The company had previously forecast second-quarter potash volumes of 1.6 million to 1.9 million metric tons, which already excluded shipments to India and China. Mosaic now forecasts shipments in the range of 1.3 million to 1.4 million metric tons, as other international buyers have followed suit and held off on purchases.
The company expects its phosphate volume to be in the range of 2.9 million to 3.1 million metric tons, down from its prior forecast of 3 million to 3.4 million metric tons.
Prices for both products are expected to be at the higher end of their projected ranges.
Jim Prokopanko, President and CEO of Mosaic, said that long-term demand for crop nutrients remains strong and this international weakness comes in spite of very strong demand in North America.

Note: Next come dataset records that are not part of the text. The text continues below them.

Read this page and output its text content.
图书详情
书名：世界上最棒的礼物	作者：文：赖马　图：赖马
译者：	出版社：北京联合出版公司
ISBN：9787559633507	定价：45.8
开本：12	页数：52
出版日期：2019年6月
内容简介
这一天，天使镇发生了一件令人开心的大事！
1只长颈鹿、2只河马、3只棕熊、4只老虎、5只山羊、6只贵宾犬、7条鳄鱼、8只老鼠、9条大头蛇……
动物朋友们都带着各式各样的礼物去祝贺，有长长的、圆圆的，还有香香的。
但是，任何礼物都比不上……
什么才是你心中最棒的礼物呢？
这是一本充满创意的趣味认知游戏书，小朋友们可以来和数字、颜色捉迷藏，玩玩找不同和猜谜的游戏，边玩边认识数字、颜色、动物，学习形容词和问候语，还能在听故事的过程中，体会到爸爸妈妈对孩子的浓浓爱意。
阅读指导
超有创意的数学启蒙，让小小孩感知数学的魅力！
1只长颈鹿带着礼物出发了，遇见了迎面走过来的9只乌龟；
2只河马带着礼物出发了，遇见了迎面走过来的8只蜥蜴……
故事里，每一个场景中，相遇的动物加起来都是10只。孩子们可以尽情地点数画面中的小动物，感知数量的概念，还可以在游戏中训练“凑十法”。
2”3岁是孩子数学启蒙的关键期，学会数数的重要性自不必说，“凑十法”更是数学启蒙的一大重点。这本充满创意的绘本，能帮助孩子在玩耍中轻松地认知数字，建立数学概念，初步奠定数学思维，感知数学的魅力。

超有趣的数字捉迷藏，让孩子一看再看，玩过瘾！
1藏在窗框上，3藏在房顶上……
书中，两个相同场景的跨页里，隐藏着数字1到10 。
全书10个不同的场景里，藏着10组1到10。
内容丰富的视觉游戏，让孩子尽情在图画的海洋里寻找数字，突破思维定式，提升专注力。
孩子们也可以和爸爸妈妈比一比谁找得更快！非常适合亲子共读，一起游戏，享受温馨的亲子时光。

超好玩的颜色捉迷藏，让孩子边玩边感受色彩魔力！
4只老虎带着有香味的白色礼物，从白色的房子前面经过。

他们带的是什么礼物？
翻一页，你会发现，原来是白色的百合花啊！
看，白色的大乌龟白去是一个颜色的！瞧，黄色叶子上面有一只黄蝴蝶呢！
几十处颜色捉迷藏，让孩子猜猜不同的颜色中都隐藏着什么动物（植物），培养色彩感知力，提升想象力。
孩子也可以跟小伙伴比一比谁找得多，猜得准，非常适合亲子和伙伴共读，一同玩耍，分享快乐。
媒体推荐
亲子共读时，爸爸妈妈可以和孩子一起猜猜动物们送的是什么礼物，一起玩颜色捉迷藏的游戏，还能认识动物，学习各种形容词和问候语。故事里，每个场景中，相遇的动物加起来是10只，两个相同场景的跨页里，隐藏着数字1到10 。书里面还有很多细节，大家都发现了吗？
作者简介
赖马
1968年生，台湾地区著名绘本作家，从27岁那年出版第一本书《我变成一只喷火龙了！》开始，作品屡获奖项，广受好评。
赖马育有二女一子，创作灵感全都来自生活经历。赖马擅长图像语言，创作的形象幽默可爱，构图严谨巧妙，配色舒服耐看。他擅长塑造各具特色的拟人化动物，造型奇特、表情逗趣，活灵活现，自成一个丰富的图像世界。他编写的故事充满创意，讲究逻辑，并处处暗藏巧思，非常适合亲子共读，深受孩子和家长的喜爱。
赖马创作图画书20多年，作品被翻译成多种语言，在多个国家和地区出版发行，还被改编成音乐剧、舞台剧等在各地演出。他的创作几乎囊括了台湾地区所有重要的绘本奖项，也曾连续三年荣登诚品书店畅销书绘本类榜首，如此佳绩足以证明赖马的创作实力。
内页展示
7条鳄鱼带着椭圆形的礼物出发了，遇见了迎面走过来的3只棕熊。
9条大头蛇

Mosaic also said Tuesday that it is decreasing the amount of unrecognized tax benefits reported on its balance sheet by $200 million in the second quarter due to the resolution of tax audit activity. As a result, it now expects its tax rate for 2013 will be in the mid-teens
The company made the announcement ahead of a presentation at the Dahlman Rose & Co. Global Metals, Mining Materials Conference in New York City on Wednesday.
Shares of the company fell $2.28 to $48.47 in after-hours trading. They fell 38 cents to close regular trading at $50.57 before it released the updated guidance.